La ceremonia de despedida se llevó a cabo a cajón cerrado, un gesto que refleja el respeto y la solemnidad que merecía una figura de su estatura. Sobre el féretro se posaron pañuelos, remeras y el emblemático pañuelo blanco que simboliza la lucha de las Madres de Plaza de Mayo, con el nombre de su hijo Alejandro bordado. Él desapareció el 17 de junio de 1975, cuando apenas tenía 20 años. Alrededor del ataúd, una mezcla de banderas y telas cubría el suelo del salón, mientras filas de personas se formaban para rendir un homenaje a Almeida, una madre que nunca dejó de buscar justicia.

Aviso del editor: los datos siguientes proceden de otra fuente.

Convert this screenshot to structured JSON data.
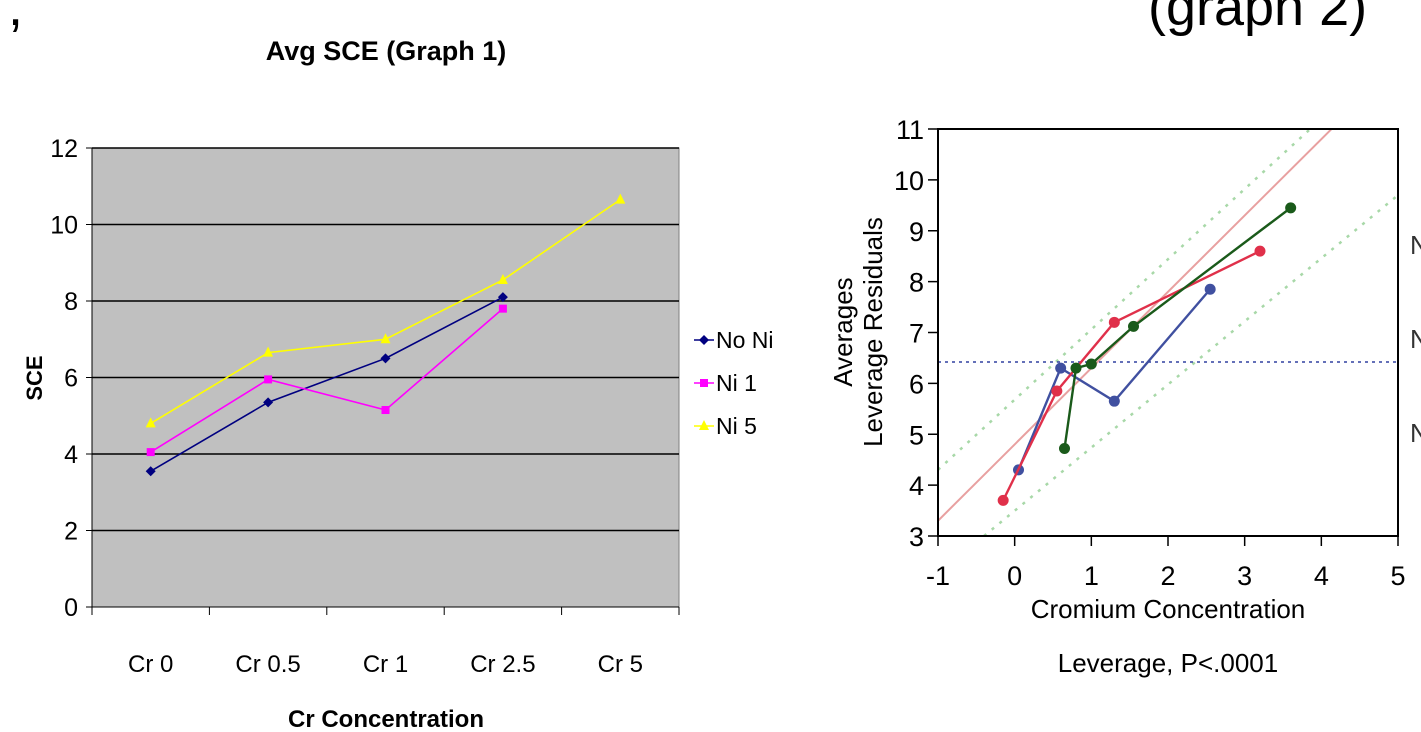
{
  "heading": {
    "left_fragment": ",",
    "right_fragment": "(graph 2)"
  },
  "chart_data": [
    {
      "type": "line",
      "title": "Avg SCE (Graph 1)",
      "xlabel": "Cr Concentration",
      "ylabel": "SCE",
      "categories": [
        "Cr 0",
        "Cr 0.5",
        "Cr 1",
        "Cr 2.5",
        "Cr 5"
      ],
      "ylim": [
        0,
        12
      ],
      "yticks": [
        0,
        2,
        4,
        6,
        8,
        10,
        12
      ],
      "grid": true,
      "legend_position": "right",
      "plot_background": "#c0c0c0",
      "series": [
        {
          "name": "No Ni",
          "color": "#000080",
          "marker": "diamond",
          "values": [
            3.55,
            5.35,
            6.5,
            8.1,
            null
          ]
        },
        {
          "name": "Ni 1",
          "color": "#ff00ff",
          "marker": "square",
          "values": [
            4.05,
            5.95,
            5.15,
            7.8,
            null
          ]
        },
        {
          "name": "Ni 5",
          "color": "#ffff00",
          "marker": "triangle",
          "values": [
            4.8,
            6.65,
            7.0,
            8.55,
            10.65
          ]
        }
      ]
    },
    {
      "type": "scatter",
      "title": "",
      "xlabel": "Cromium Concentration",
      "ylabel": "Averages Leverage Residuals",
      "ylabel_lines": [
        "Averages",
        "Leverage Residuals"
      ],
      "caption": "Leverage, P<.0001",
      "xlim": [
        -1,
        5
      ],
      "ylim": [
        3,
        11
      ],
      "xticks": [
        -1,
        0,
        1,
        2,
        3,
        4,
        5
      ],
      "yticks": [
        3,
        4,
        5,
        6,
        7,
        8,
        9,
        10,
        11
      ],
      "grid": false,
      "mean_line": 6.42,
      "fit_line": {
        "color": "#e8a0a0",
        "points": [
          [
            -1,
            3.3
          ],
          [
            5,
            12.3
          ]
        ]
      },
      "confidence_bands": {
        "color": "#a8d8a8",
        "upper": [
          [
            -1,
            4.3
          ],
          [
            4,
            11.2
          ]
        ],
        "lower": [
          [
            -0.4,
            3.0
          ],
          [
            5,
            9.7
          ]
        ]
      },
      "right_labels": [
        "N",
        "N",
        "N"
      ],
      "series": [
        {
          "color": "#4050a0",
          "x": [
            0.05,
            0.6,
            1.3,
            2.55
          ],
          "y": [
            4.3,
            6.3,
            5.65,
            7.85
          ]
        },
        {
          "color": "#e0304a",
          "x": [
            -0.15,
            0.55,
            1.3,
            3.2
          ],
          "y": [
            3.7,
            5.85,
            7.2,
            8.6
          ]
        },
        {
          "color": "#1a5a1a",
          "x": [
            0.65,
            0.8,
            1.0,
            1.55,
            3.6
          ],
          "y": [
            4.72,
            6.3,
            6.38,
            7.12,
            9.45
          ]
        }
      ]
    }
  ]
}
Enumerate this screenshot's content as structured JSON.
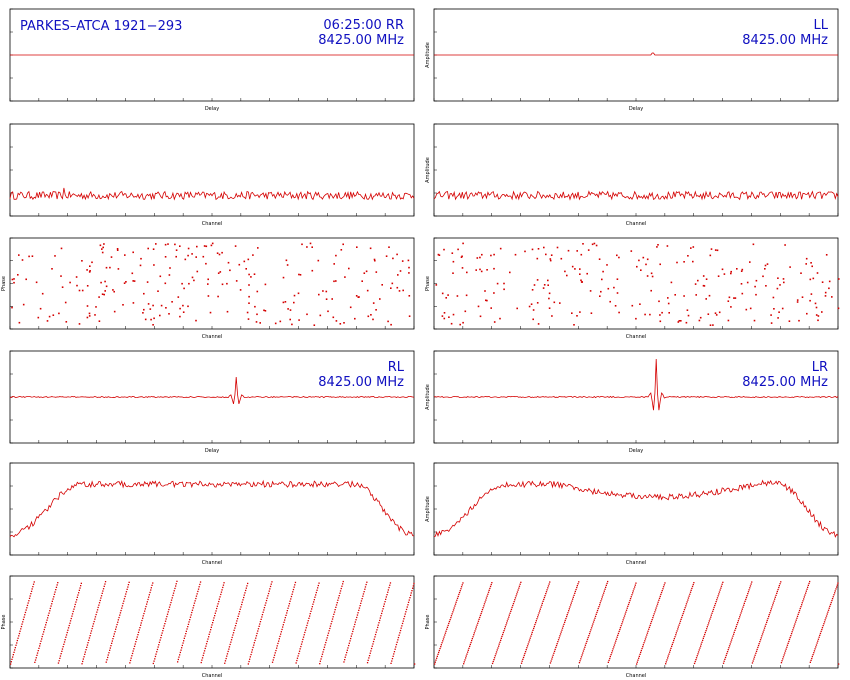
{
  "header": {
    "left": "PARKES–ATCA 1921−293",
    "freq": "8425.00 MHz"
  },
  "colors": {
    "trace": "#d40000",
    "frame": "#000000",
    "text": "#1010c0"
  },
  "chart_data": [
    {
      "id": "rr-delay",
      "type": "line",
      "pol": "RR",
      "time": "06:25:00",
      "freq": "8425.00 MHz",
      "xlabel": "Delay",
      "ylabel": "",
      "baseline": 0.5,
      "peak": "flat"
    },
    {
      "id": "ll-delay",
      "type": "line",
      "pol": "LL",
      "freq": "8425.00 MHz",
      "xlabel": "Delay",
      "ylabel": "Amplitude",
      "baseline": 0.5,
      "peak": "tiny"
    },
    {
      "id": "rr-chan",
      "type": "line",
      "xlabel": "Channel",
      "ylabel": "",
      "shape": "noise-low"
    },
    {
      "id": "ll-chan",
      "type": "line",
      "xlabel": "Channel",
      "ylabel": "Amplitude",
      "shape": "noise-low"
    },
    {
      "id": "rr-phase",
      "type": "scatter",
      "xlabel": "Channel",
      "ylabel": "Phase",
      "shape": "random"
    },
    {
      "id": "ll-phase",
      "type": "scatter",
      "xlabel": "Channel",
      "ylabel": "Phase",
      "shape": "random"
    },
    {
      "id": "rl-delay",
      "type": "line",
      "pol": "RL",
      "freq": "8425.00 MHz",
      "xlabel": "Delay",
      "ylabel": "",
      "baseline": 0.5,
      "peak": "center"
    },
    {
      "id": "lr-delay",
      "type": "line",
      "pol": "LR",
      "freq": "8425.00 MHz",
      "xlabel": "Delay",
      "ylabel": "Amplitude",
      "baseline": 0.5,
      "peak": "center-strong"
    },
    {
      "id": "rl-chan",
      "type": "line",
      "xlabel": "Channel",
      "ylabel": "",
      "shape": "bandpass"
    },
    {
      "id": "lr-chan",
      "type": "line",
      "xlabel": "Channel",
      "ylabel": "Amplitude",
      "shape": "bandpass-wavy"
    },
    {
      "id": "rl-phase",
      "type": "scatter",
      "xlabel": "Channel",
      "ylabel": "Phase",
      "shape": "wraps",
      "wraps": 17
    },
    {
      "id": "lr-phase",
      "type": "scatter",
      "xlabel": "Channel",
      "ylabel": "Phase",
      "shape": "wraps",
      "wraps": 14
    }
  ]
}
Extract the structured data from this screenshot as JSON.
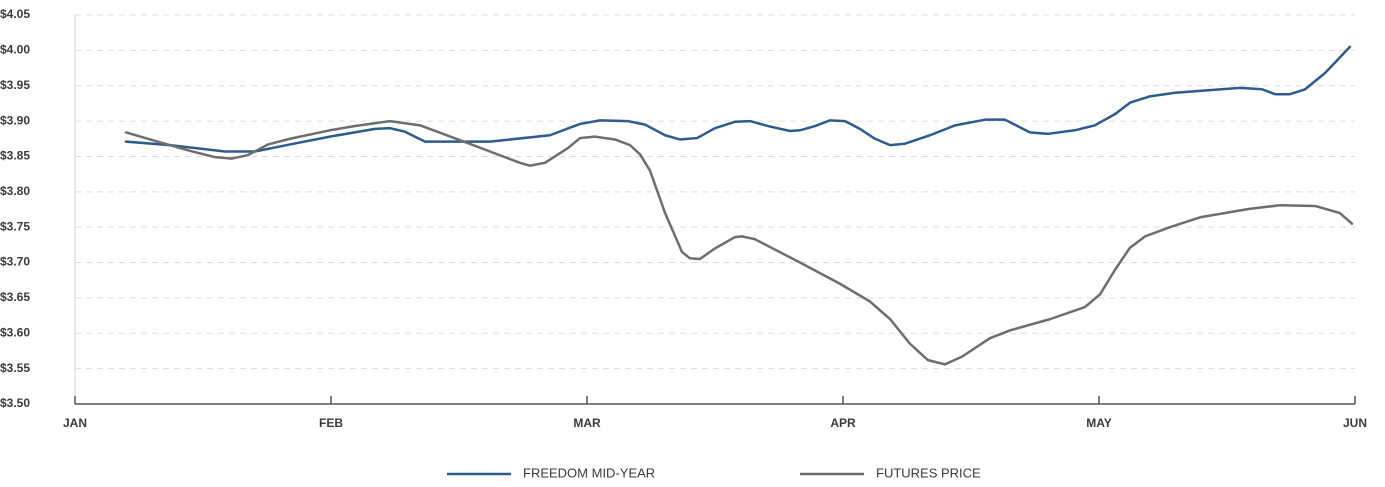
{
  "chart_data": {
    "type": "line",
    "xlim": [
      0,
      5
    ],
    "xticks": [
      {
        "value": 0,
        "label": "JAN"
      },
      {
        "value": 1,
        "label": "FEB"
      },
      {
        "value": 2,
        "label": "MAR"
      },
      {
        "value": 3,
        "label": "APR"
      },
      {
        "value": 4,
        "label": "MAY"
      },
      {
        "value": 5,
        "label": "JUN"
      }
    ],
    "ylim": [
      3.5,
      4.05
    ],
    "yticks": [
      {
        "value": 3.5,
        "label": "$3.50"
      },
      {
        "value": 3.55,
        "label": "$3.55"
      },
      {
        "value": 3.6,
        "label": "$3.60"
      },
      {
        "value": 3.65,
        "label": "$3.65"
      },
      {
        "value": 3.7,
        "label": "$3.70"
      },
      {
        "value": 3.75,
        "label": "$3.75"
      },
      {
        "value": 3.8,
        "label": "$3.80"
      },
      {
        "value": 3.85,
        "label": "$3.85"
      },
      {
        "value": 3.9,
        "label": "$3.90"
      },
      {
        "value": 3.95,
        "label": "$3.95"
      },
      {
        "value": 4.0,
        "label": "$4.00"
      },
      {
        "value": 4.05,
        "label": "$4.05"
      }
    ],
    "grid": true,
    "legend": "bottom",
    "series": [
      {
        "name": "FREEDOM MID-YEAR",
        "color": "#2e5b8e",
        "x": [
          0.199,
          0.371,
          0.586,
          0.703,
          0.84,
          0.996,
          1.172,
          1.23,
          1.289,
          1.367,
          1.621,
          1.855,
          1.973,
          2.051,
          2.16,
          2.227,
          2.305,
          2.363,
          2.43,
          2.5,
          2.578,
          2.637,
          2.707,
          2.793,
          2.832,
          2.891,
          2.949,
          3.008,
          3.066,
          3.125,
          3.184,
          3.242,
          3.34,
          3.438,
          3.555,
          3.633,
          3.73,
          3.801,
          3.906,
          3.984,
          4.063,
          4.121,
          4.199,
          4.297,
          4.551,
          4.637,
          4.688,
          4.746,
          4.805,
          4.883,
          4.98
        ],
        "values": [
          3.871,
          3.866,
          3.857,
          3.857,
          3.867,
          3.878,
          3.889,
          3.89,
          3.885,
          3.871,
          3.871,
          3.88,
          3.896,
          3.901,
          3.9,
          3.895,
          3.88,
          3.874,
          3.876,
          3.89,
          3.899,
          3.9,
          3.893,
          3.886,
          3.887,
          3.893,
          3.901,
          3.9,
          3.889,
          3.875,
          3.866,
          3.868,
          3.88,
          3.894,
          3.902,
          3.902,
          3.884,
          3.882,
          3.887,
          3.894,
          3.91,
          3.926,
          3.935,
          3.94,
          3.947,
          3.945,
          3.938,
          3.938,
          3.945,
          3.968,
          4.005
        ]
      },
      {
        "name": "FUTURES PRICE",
        "color": "#6d6d6d",
        "x": [
          0.199,
          0.332,
          0.449,
          0.547,
          0.613,
          0.676,
          0.754,
          0.84,
          0.996,
          1.094,
          1.23,
          1.348,
          1.504,
          1.621,
          1.738,
          1.777,
          1.836,
          1.926,
          1.973,
          2.031,
          2.109,
          2.168,
          2.207,
          2.246,
          2.305,
          2.371,
          2.402,
          2.441,
          2.5,
          2.578,
          2.605,
          2.656,
          2.832,
          2.988,
          3.105,
          3.184,
          3.262,
          3.332,
          3.398,
          3.465,
          3.574,
          3.652,
          3.809,
          3.945,
          4.004,
          4.063,
          4.121,
          4.18,
          4.277,
          4.395,
          4.59,
          4.707,
          4.844,
          4.941,
          4.988
        ],
        "values": [
          3.884,
          3.87,
          3.858,
          3.849,
          3.847,
          3.852,
          3.867,
          3.875,
          3.887,
          3.893,
          3.9,
          3.894,
          3.873,
          3.857,
          3.841,
          3.837,
          3.841,
          3.862,
          3.876,
          3.878,
          3.874,
          3.866,
          3.853,
          3.83,
          3.77,
          3.715,
          3.706,
          3.705,
          3.72,
          3.736,
          3.737,
          3.733,
          3.7,
          3.67,
          3.645,
          3.62,
          3.585,
          3.562,
          3.556,
          3.567,
          3.593,
          3.604,
          3.62,
          3.637,
          3.655,
          3.69,
          3.721,
          3.737,
          3.75,
          3.764,
          3.776,
          3.781,
          3.78,
          3.77,
          3.755
        ]
      }
    ]
  }
}
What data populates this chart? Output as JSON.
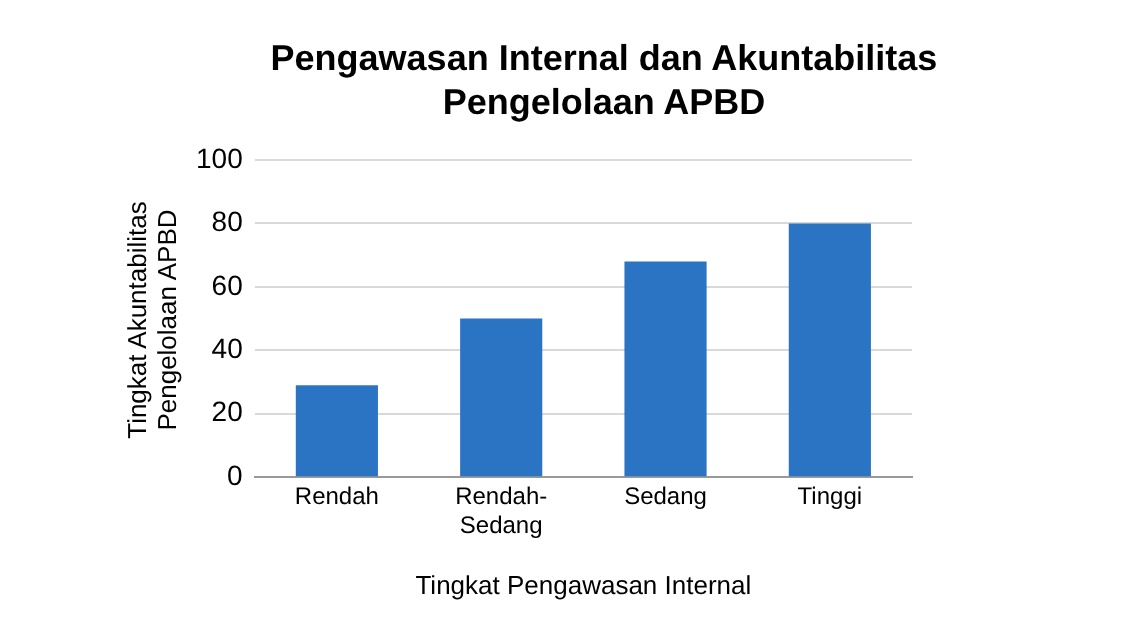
{
  "chart_data": {
    "type": "bar",
    "title": "Pengawasan Internal dan Akuntabilitas Pengelolaan APBD",
    "xlabel": "Tingkat Pengawasan Internal",
    "ylabel": "Tingkat Akuntabilitas Pengelolaan APBD",
    "categories": [
      "Rendah",
      "Rendah-Sedang",
      "Sedang",
      "Tinggi"
    ],
    "values": [
      29,
      50,
      68,
      80
    ],
    "color": "#2b74c4",
    "ylim": [
      0,
      100
    ],
    "yticks": [
      0,
      20,
      40,
      60,
      80,
      100
    ],
    "grid": "y",
    "legend": false
  }
}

Nancy Dupláa, acompañada por su pareja Pablo Echarri, compartió una imagen del velorio en sus redes sociales, en la que se percibe la atmósfera de recogimiento y respeto que rodeaba la ceremonia. En su mensaje, la actriz expresó: "Hasta siempre Taty… ahora empieza otra parte de la historia. Sos inmortal", una frase que evidencia el impacto que tuvo Almeida en la vida de quienes luchan por la memoria y la justicia en Argentina. La presencia de Dupláa no fue casual; ella ha mostrado consistentemente su apoyo a causas sociales y ha acompañado a referentes del ámbito de los derechos humanos en actos similares.
El velorio también fue un punto de encuentro para diversas personalidades del mundo cultural y político. Entre los asistentes se destacó Estela de Carlotto, presidenta de Abuelas de Plaza de Mayo, quien recordó con cariño la trayectoria y el compromiso de Almeida. Asimismo, estuvo presente Horacio Pietragalla Corti, exsecretario de Derechos Humanos, quien también es hijo de personas desaparecidas. La convergencia de tantos referentes en un mismo lugar subraya la importancia de la figura de Almeida en la historia reciente del país.
La trayectoria de Taty Almeida es, sin duda, una de las historias más conmovedoras dentro del movimiento de derechos humanos en Argentina. Su vida política comenzó a gestarse tras la desaparición de su hijo, un hecho que la llevó a unirse a otras madres que compartían su dolor. A lo largo de los años, Almeida se convirtió en una voz representativa en la búsqueda de justicia y verdad, dejando un legado que perdurará en la memoria colectiva del país. Su historia es un recordatorio del sufrimiento que muchas familias han enfrentado y del compromiso que aún persiste en la lucha por los derechos humanos.
El impacto de la muerte de Almeida se siente profundamente tanto en el ámbito social como en el político. Su vida fue un testimonio del poder de la resiliencia y la solidaridad entre mujeres, un espíritu que se refleja en las generaciones actuales que continúan abogando por la justicia. La despedida de Taty Almeida no solo es un adiós a una madre y activista, sino también un llamado a seguir adelante con su legado. En un contexto donde los derechos humanos siguen siendo un tema candente, la memoria de quienes lucharon por la verdad debe mantenerse viva.